En casi todos los países del mundo -incluida la Argentina- se han producido muertos a causa de la enfermedad COVID-19. Que en Salta no se haya producido ninguno puede servir para mantener las conciencias tranquilas durante unas pocas semanas. Ningún médico ni enfermero salteño puede sentirse «orgulloso» por no tener muertos ni por tener una muy baja cantidad de enfermos contagiados.
Volviendo a Güemes, si el general hubiese defendido a Salta de las invasiones realistas sin disparar un solo tiro, sin derramar una sola gota de sangre y sin pagar con muertos su brillante estrategia militar, hoy seguramente las cosas serían muy diferentes.

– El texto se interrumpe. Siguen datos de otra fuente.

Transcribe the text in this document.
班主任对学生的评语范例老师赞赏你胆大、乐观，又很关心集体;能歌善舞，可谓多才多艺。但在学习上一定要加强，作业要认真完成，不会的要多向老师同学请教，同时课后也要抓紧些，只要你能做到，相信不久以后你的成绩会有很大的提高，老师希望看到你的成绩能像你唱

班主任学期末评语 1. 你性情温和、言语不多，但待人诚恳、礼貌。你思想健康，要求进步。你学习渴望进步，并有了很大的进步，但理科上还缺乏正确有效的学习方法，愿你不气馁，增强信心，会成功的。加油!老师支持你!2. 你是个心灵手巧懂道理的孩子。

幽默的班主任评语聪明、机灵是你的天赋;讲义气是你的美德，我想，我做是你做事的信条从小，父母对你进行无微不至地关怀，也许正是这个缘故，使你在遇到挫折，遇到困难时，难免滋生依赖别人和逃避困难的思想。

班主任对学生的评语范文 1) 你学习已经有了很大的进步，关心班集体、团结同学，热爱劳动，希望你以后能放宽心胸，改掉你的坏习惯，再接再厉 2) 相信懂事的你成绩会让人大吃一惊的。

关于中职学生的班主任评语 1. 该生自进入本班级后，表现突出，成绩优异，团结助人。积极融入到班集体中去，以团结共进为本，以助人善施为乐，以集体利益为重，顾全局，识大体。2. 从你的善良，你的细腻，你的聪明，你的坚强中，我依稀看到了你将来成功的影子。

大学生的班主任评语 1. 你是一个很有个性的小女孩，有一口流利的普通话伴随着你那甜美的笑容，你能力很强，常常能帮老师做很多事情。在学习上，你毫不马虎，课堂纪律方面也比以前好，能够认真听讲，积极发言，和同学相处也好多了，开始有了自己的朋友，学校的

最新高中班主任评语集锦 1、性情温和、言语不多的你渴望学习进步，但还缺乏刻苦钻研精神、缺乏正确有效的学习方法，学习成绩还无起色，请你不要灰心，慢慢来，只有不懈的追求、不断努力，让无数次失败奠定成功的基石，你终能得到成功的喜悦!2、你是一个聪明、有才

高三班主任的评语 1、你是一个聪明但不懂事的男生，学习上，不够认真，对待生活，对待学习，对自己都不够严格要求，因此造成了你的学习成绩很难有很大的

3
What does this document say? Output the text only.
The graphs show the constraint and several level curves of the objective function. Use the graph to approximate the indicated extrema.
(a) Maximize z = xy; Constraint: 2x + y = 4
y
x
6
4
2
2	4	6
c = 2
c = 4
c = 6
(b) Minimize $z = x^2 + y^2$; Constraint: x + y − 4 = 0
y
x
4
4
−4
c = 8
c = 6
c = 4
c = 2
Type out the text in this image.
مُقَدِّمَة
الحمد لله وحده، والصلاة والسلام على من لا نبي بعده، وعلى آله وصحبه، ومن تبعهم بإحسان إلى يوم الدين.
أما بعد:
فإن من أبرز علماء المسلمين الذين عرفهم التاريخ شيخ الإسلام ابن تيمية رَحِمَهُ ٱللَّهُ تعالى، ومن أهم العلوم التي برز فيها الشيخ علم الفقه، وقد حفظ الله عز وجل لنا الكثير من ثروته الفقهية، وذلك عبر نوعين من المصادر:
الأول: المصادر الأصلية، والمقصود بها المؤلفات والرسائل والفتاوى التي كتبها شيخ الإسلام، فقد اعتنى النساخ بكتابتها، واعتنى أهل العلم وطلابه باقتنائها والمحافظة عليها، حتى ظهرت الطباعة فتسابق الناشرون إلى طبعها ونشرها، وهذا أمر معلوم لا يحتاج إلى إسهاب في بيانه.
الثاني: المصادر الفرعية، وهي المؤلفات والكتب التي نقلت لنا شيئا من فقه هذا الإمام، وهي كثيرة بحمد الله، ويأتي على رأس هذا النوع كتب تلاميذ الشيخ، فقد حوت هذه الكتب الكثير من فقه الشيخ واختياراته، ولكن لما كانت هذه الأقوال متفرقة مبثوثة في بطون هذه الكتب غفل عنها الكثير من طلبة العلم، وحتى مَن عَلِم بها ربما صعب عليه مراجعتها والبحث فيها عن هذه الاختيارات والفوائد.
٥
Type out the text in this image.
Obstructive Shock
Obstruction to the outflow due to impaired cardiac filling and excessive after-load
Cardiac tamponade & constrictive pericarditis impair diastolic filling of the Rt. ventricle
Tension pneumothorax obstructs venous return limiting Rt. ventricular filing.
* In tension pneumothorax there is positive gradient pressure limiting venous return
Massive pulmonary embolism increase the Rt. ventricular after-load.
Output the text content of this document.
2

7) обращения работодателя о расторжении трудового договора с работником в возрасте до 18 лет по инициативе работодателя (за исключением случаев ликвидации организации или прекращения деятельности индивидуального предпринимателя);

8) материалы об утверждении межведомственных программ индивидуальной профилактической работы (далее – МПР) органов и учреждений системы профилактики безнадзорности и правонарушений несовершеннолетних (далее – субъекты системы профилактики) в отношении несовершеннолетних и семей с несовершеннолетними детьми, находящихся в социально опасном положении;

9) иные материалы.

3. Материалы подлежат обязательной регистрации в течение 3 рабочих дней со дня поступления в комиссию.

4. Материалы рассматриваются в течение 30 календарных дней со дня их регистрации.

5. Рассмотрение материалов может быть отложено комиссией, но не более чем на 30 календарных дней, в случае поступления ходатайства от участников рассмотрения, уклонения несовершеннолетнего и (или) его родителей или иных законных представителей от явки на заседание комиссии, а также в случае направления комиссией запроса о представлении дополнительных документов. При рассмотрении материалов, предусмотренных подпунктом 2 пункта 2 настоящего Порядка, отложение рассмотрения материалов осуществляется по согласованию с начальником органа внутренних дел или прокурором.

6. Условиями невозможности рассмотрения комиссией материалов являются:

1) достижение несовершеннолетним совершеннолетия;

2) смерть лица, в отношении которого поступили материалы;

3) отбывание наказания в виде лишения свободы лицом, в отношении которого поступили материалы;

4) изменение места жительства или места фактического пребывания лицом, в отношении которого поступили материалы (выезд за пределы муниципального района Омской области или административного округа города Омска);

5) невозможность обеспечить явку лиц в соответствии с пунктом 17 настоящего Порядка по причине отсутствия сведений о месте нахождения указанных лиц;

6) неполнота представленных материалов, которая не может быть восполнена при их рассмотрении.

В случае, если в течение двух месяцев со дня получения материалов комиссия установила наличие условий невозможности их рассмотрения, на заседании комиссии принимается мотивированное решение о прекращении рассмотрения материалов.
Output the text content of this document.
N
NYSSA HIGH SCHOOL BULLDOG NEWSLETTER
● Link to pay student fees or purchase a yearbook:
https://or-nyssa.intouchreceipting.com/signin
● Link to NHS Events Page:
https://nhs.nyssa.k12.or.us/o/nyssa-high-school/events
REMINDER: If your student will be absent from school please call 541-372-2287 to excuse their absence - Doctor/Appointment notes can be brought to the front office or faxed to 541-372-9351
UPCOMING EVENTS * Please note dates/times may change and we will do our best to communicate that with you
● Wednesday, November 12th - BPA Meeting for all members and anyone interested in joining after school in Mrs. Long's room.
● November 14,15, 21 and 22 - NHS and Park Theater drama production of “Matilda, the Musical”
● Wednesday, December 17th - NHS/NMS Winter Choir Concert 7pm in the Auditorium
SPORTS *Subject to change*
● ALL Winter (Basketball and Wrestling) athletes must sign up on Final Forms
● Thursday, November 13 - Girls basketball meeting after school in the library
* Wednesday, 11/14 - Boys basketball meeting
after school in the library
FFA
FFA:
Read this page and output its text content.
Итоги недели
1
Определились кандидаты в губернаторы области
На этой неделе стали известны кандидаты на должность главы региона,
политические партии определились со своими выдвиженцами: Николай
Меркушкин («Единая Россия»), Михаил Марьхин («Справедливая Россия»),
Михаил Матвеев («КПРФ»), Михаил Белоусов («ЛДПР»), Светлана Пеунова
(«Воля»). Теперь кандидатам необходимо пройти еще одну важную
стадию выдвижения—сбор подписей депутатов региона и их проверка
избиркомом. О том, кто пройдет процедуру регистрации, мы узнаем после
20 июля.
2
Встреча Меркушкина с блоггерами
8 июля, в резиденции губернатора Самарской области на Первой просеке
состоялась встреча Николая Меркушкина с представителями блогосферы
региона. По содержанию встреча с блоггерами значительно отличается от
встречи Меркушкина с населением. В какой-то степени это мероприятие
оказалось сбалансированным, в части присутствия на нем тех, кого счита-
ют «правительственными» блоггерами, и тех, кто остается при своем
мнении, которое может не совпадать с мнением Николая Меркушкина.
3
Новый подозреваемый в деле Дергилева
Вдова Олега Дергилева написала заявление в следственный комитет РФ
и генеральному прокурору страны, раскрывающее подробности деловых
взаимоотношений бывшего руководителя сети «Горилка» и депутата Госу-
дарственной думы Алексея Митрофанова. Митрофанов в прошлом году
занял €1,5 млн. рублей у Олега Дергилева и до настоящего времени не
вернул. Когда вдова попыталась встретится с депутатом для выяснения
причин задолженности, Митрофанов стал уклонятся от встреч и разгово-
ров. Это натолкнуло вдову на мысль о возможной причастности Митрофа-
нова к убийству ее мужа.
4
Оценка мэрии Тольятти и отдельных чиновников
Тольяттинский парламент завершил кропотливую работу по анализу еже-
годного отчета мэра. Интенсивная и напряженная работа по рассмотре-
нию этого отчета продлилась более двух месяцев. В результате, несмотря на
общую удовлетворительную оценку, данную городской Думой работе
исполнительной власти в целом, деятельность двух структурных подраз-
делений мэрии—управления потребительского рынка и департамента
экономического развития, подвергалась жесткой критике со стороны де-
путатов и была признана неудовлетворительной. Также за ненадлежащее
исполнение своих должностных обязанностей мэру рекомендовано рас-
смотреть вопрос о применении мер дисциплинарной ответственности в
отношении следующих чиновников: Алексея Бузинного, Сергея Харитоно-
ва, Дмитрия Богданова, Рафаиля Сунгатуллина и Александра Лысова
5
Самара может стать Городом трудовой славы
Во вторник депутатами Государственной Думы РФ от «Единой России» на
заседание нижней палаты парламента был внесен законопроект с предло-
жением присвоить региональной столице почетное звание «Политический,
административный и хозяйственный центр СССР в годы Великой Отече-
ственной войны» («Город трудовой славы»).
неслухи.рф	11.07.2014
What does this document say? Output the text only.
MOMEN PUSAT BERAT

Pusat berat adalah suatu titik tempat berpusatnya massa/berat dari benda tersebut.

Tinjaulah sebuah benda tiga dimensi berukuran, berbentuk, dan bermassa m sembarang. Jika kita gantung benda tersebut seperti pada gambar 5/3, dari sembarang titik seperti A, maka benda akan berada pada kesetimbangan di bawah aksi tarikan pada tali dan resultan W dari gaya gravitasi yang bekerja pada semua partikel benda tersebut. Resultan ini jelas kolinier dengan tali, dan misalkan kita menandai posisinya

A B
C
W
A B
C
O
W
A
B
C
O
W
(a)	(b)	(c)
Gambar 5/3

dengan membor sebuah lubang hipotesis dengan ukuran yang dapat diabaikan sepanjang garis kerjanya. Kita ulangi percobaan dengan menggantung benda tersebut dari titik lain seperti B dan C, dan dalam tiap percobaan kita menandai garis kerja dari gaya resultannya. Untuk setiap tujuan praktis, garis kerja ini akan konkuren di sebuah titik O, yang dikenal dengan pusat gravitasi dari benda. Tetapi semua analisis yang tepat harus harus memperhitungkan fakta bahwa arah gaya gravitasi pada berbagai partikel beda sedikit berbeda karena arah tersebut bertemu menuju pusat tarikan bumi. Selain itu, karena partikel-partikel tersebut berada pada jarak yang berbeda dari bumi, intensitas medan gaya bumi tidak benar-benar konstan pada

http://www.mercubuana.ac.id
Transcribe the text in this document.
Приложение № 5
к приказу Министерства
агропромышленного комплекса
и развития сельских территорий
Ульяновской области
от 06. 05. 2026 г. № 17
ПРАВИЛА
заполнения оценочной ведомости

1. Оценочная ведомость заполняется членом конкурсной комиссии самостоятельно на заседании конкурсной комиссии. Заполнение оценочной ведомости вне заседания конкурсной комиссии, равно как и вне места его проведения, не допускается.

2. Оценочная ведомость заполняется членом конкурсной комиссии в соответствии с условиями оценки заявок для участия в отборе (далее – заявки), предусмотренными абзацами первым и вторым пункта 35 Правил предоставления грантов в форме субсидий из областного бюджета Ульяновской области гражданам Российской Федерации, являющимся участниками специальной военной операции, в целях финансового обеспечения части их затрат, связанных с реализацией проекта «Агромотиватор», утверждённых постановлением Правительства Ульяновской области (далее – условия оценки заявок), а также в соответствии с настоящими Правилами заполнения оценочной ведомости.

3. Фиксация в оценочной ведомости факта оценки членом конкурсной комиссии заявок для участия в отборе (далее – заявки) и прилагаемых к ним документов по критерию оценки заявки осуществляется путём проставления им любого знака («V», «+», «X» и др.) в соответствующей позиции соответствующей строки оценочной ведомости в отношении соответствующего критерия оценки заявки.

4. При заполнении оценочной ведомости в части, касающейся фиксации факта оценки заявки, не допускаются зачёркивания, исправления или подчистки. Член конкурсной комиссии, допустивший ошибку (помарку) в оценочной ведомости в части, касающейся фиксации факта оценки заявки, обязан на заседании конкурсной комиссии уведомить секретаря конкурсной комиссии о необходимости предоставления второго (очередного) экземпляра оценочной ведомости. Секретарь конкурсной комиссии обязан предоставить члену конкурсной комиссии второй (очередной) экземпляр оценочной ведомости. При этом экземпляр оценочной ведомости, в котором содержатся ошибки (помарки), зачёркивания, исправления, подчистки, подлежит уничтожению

Pero Güemes pagó con su propia vida la osadía y por eso se lo recuerda.
A ningún médico salteño se lo recordará con placas y monumentos por haberse parado como estaca en el peaje de Aunor o por haberle tomado la temperatura a una decena de gauchos camino a La Pedrera. Y si la política no da ahora mismo un giro de 180 grados, esos mismos médicos serán recordados en un futuro no muy lejano como cómplices de la más vasta y nefasta destrucción de nuestro tejido social de que se tenga memoria.